Given the potency of storytelling, it's worth asking how our community fares in this regard. Although I have no data and can't speak with conviction, my anecdotal sense is that our results, at least in the Modern Orthodox community, are mixed. Our youth movements, as mentioned, effectively harness the power of storytelling; the same is probably true of our schools at Shabbatonim and similar occasions. But on a day-to-day basis, in the classroom and at home, I wonder if our brethren to our right do this more effectively than do we.

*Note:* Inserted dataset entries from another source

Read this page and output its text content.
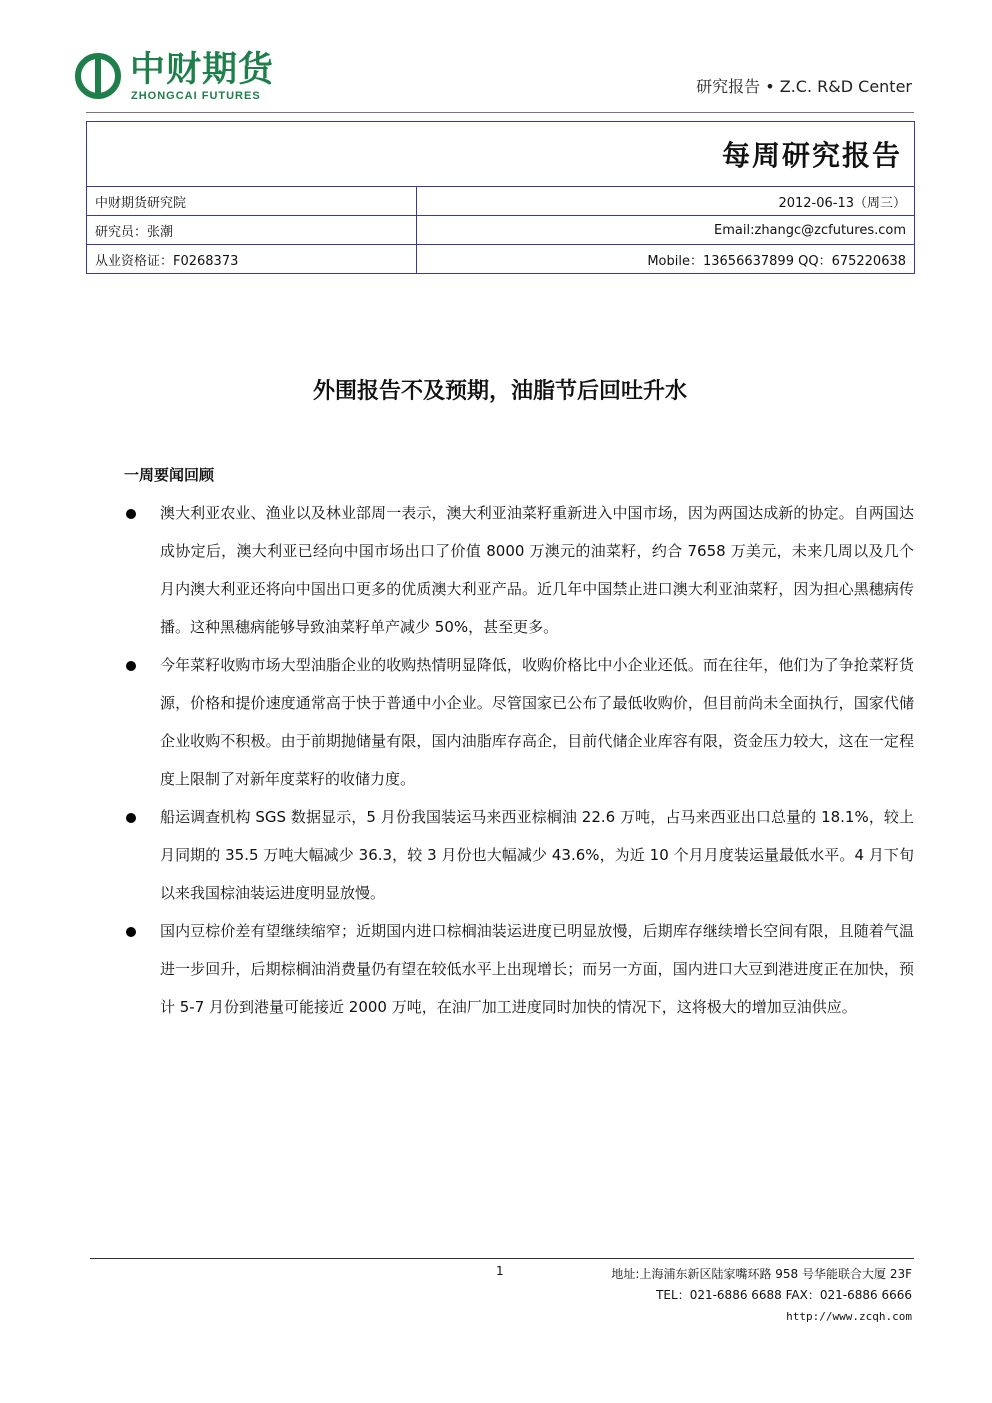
中财期货
ZHONGCAI FUTURES	研究报告 • Z.C. R&D Center
每周研究报告	
中财期货研究院	2012-06-13（周三）
研究员：张潮	Email:zhangc@zcfutures.com
从业资格证：F0268373	Mobile：13656637899 QQ：675220638
外围报告不及预期，油脂节后回吐升水
一周要闻回顾
澳大利亚农业、渔业以及林业部周一表示，澳大利亚油菜籽重新进入中国市场，因为两国达成新的协定。自两国达成协定后，澳大利亚已经向中国市场出口了价值 8000 万澳元的油菜籽，约合 7658 万美元，未来几周以及几个月内澳大利亚还将向中国出口更多的优质澳大利亚产品。近几年中国禁止进口澳大利亚油菜籽，因为担心黑穗病传播。这种黑穗病能够导致油菜籽单产减少 50%，甚至更多。
今年菜籽收购市场大型油脂企业的收购热情明显降低，收购价格比中小企业还低。而在往年，他们为了争抢菜籽货源，价格和提价速度通常高于快于普通中小企业。尽管国家已公布了最低收购价，但目前尚未全面执行，国家代储企业收购不积极。由于前期抛储量有限，国内油脂库存高企，目前代储企业库容有限，资金压力较大，这在一定程度上限制了对新年度菜籽的收储力度。
船运调查机构 SGS 数据显示，5 月份我国装运马来西亚棕榈油 22.6 万吨，占马来西亚出口总量的 18.1%，较上月同期的 35.5 万吨大幅减少 36.3，较 3 月份也大幅减少 43.6%，为近 10 个月月度装运量最低水平。4 月下旬以来我国棕油装运进度明显放慢。
国内豆棕价差有望继续缩窄；近期国内进口棕榈油装运进度已明显放慢，后期库存继续增长空间有限，且随着气温进一步回升，后期棕榈油消费量仍有望在较低水平上出现增长；而另一方面，国内进口大豆到港进度正在加快，预计 5-7 月份到港量可能接近 2000 万吨，在油厂加工进度同时加快的情况下，这将极大的增加豆油供应。
1	地址:上海浦东新区陆家嘴环路 958 号华能联合大厦 23F
TEL：021-6886 6688 FAX：021-6886 6666
http://www.zcqh.com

To illustrate, I recently spoke with a mother whose child used to come home regularly inspired by her elementary school teacher's stories. The parents were overjoyed yet found themselves conflicted, as the Haredi-leaning teacher's stories did not fully mesh with their Modern Orthodox worldview. They wondered - and I along with them - why they felt forced to choose.
Many explanations might be proffered for the relatively limited amount of storytelling in our community. The Haredi emphasis on venerating gedolim generates a more robust culture of storytelling centered around towering personalities. Our community's high level of education and concomitant sophistication - on balance a good thing - may bias us toward ideas over stories, which can easily be perceived as less substantive and rigorous. The lack of a substantial Modern Orthodox children and adult storytelling literature (at least in the English language) simply affords us less access to the kinds of stories we might seek to tell.
At least two additional factors can be cited. In contradistinction to both the yeshiva and hasidic groups, which view themselves as heirs to Eastern European communities endowed with almost mythical significance, many adherents of Modern Orthodoxy do not perceive themselves as donning the mantle of a prior Jewish community. This diminishes the reservoirs of narratives from which we might draw. (For this reason I think it's critical for our community to develop a more deeply-rooted historical narrative, but that's for another post.) And our more critical approach to history rightly inclines us toward a healthy skepticism regarding many of the stories we hear, further shrinking the pool.
Whatever the explanation - and a combination of factors seems likely - the outcome is clear. At all levels we would do well to engender a greater culture of storytelling. We need to better harness and popularize the materials we have, create online resources including inspiring tales in written, audio and video formats, and generate a robust literature for children and adults alike, including full-length popular biographies of personalities such as R. Joseph Soloveitchik. In addition to popularizing and developing "pre-packaged" stories, we would do well to emphasize the raw power of the personal story, which enables the listeners to connect personally with the storyteller. This will more deeply embed our community in a web of compelling narratives, tugging at the heartstrings of children and young adults who may otherwise be tempted by lifestyles inimical to ours.
Clearly we must do everything in our power to ensure that our children and students remember the Torah we teach. But if we manage to renew our storytelling tradition, we'll have taken a major step toward not only educating the minds, but inspiring the hearts of a new generation of young men and women.